Venita tersenyum, "Berarti aku masih punya harapan untuk mendapatkanmu," katanya.
Venita berlalu, sambil berkata lirih," Raditya....aku akan membuatmu jatuh cinta kepadaku."
***
Saat Raditya berkata, "Bukan!"..aku tahu tidak mungkin Raditya menyukai perempuan seperti itu. Perempuan itu hanya sekedar pansos belaka, numpang tenar.
Venita kembali tersenyum, bahkan saat harus beradegan sedih pun dia tersenyum. Sampai adegan itu harus diulang berkali-kali dan membuat Sang sutradara menjadi muntap. Bahkan Raditya memasang ekspresi jengkel, menarik tangan Venita agar menjauh dan mulai menceramahi Venita.
"Ven, serius dong...melelahkan harus mengulang adegan yang sama berkali-kali hanya karena kamu nggak bisa menghilangkan sementara senyummu."
Venita hanya mengangguk, tapi tetap tidak bisa menghilangkan senyuman di wajahnya. Dia butuh waktu sepuluh menit untuk menghayati perannya.
***
Selesai syuting Raditya langsung pulang ke rumah, dia ingin bertemu Rembulan, duduk di balkon atau di ruang makannya yang terasa hangat sambil minum kopi.
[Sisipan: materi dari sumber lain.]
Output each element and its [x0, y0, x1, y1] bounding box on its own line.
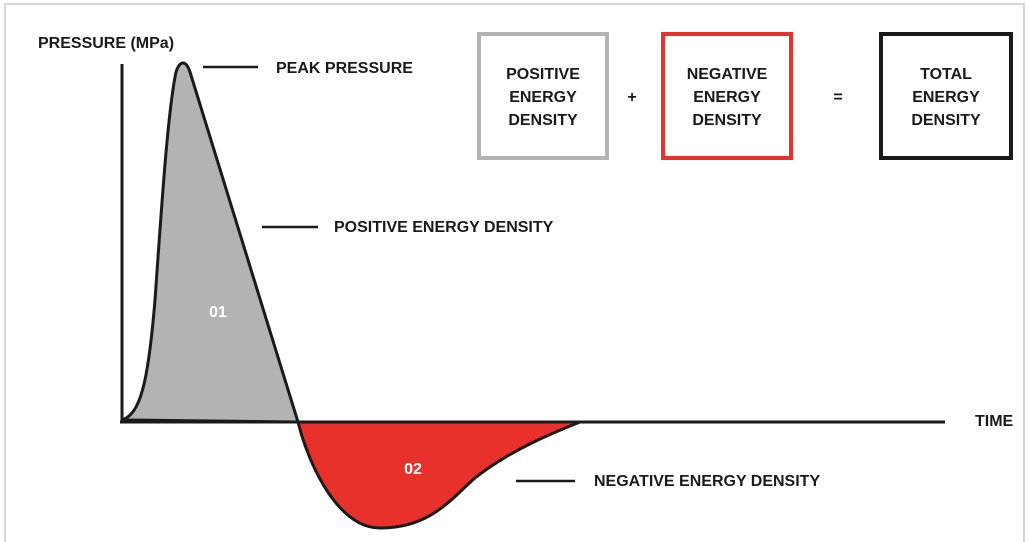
box-text: NEGATIVE: [687, 66, 768, 83]
box-text: ENERGY: [912, 89, 980, 106]
frame: [4, 3, 1025, 542]
annotation: NEGATIVE ENERGY DENSITY: [594, 473, 820, 490]
box-text: POSITIVE: [506, 66, 580, 83]
box: [879, 32, 1013, 160]
box: [661, 32, 793, 160]
y-axis-label: PRESSURE (MPa): [38, 35, 174, 52]
box-text: ENERGY: [693, 89, 761, 106]
operator: +: [627, 89, 636, 106]
box-text: DENSITY: [911, 112, 981, 129]
box-text: ENERGY: [509, 89, 577, 106]
negative-area: [296, 420, 582, 530]
annotation: PEAK PRESSURE: [276, 60, 413, 77]
operator: =: [833, 89, 842, 106]
region-label: 01: [209, 304, 227, 321]
box: [477, 32, 609, 160]
x-axis-label: TIME: [975, 413, 1014, 430]
positive-area: [120, 61, 300, 424]
box-text: DENSITY: [692, 112, 762, 129]
region-label: 02: [404, 461, 422, 478]
annotation: POSITIVE ENERGY DENSITY: [334, 219, 554, 236]
box-text: DENSITY: [508, 112, 578, 129]
box-text: TOTAL: [920, 66, 972, 83]
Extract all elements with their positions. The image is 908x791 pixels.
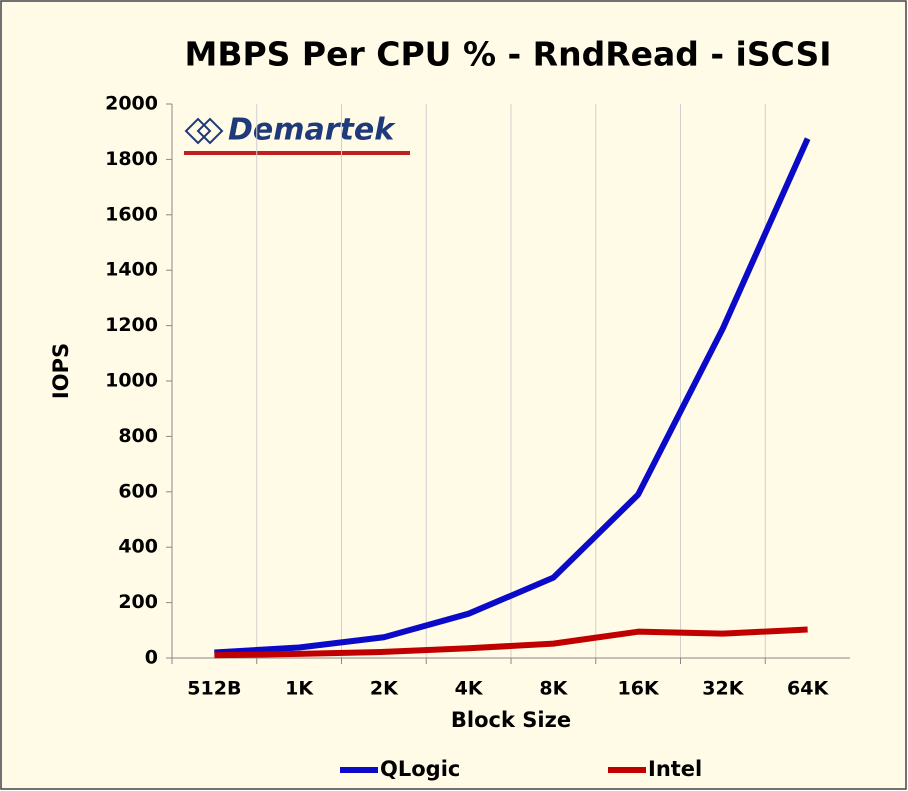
y-axis-label: IOPS <box>49 343 73 399</box>
y-tick-label: 1200 <box>105 314 158 336</box>
x-tick-label: 32K <box>702 678 744 700</box>
logo-text: Demartek <box>228 113 396 148</box>
line-series <box>214 626 808 659</box>
y-tick-label: 200 <box>118 591 158 613</box>
y-tick-label: 600 <box>118 480 158 502</box>
y-tick-label: 1800 <box>105 148 158 170</box>
x-tick-label: 64K <box>787 678 829 700</box>
y-tick-label: 1600 <box>105 203 158 225</box>
x-axis-label: Block Size <box>451 708 571 732</box>
x-tick-label: 512B <box>187 678 241 700</box>
y-tick-label: 400 <box>118 536 158 558</box>
logo: Demartek <box>184 113 410 155</box>
x-tick-label: 8K <box>539 678 568 700</box>
chart-title: MBPS Per CPU % - RndRead - iSCSI <box>184 35 831 74</box>
line-series <box>214 137 811 656</box>
x-tick-label: 4K <box>455 678 484 700</box>
y-tick-label: 1400 <box>105 259 158 281</box>
y-tick-label: 0 <box>145 647 158 669</box>
legend-label: QLogic <box>380 757 460 781</box>
legend-label: Intel <box>648 757 702 781</box>
y-tick-label: 1000 <box>105 370 158 392</box>
y-tick-label: 2000 <box>105 93 158 115</box>
x-tick-label: 16K <box>618 678 660 700</box>
y-tick-label: 800 <box>118 425 158 447</box>
x-tick-label: 1K <box>285 678 314 700</box>
x-tick-label: 2K <box>370 678 399 700</box>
Raditya merasa Rembulan adalah rumah keduanya, tempat dia ingin pulang.
Biasanya dia akan menghubungi teman-temannya lalu ngobrol sambil minum-minum di klub.
"Dit, ke Gym!" Ruben menepuk pundaknya, dia salah satu pemeran figuran.
"Males, gue mau pulang!"
"Sebentar aja, temenin gue." Ruben menarik tangan Raditya.
"Di mobil lo ada baju sama sepatu kan?"
"Ada sih....ya udahlah!" Raditya menyetujui ajakan Ruben. Aktor seperti Raditya, apalagi untuk peran-peran laga harus selalu bugar dan menjaga bentuk tubuhnya. Hanya sebentar, Rembulan bisa menungguku.
"Kita ketemu di tempat biasa ya?" Ruben melambai dari mobilnya.
"Oke!" Raditya mengangkat ibu jarinya.
***
Dua jam yang begitu melelahkan, keringat menetes dari sekujur tubuh. Raditya segera pulang, dia sudah ingin beristirahat. Dia ingin melihat Rembulan walau hanya sebentar.
Dari kejauhan dia melihat mobil Ari di depan rumah Rembulan. Raditya menghentikan mobilnya lalu melihat Rembulan dan Ari berjalan memasuki mobil. Raditya hanya bisa mengeraskan rahangnya dan mencengkram setir, kemudian berbalik pergi.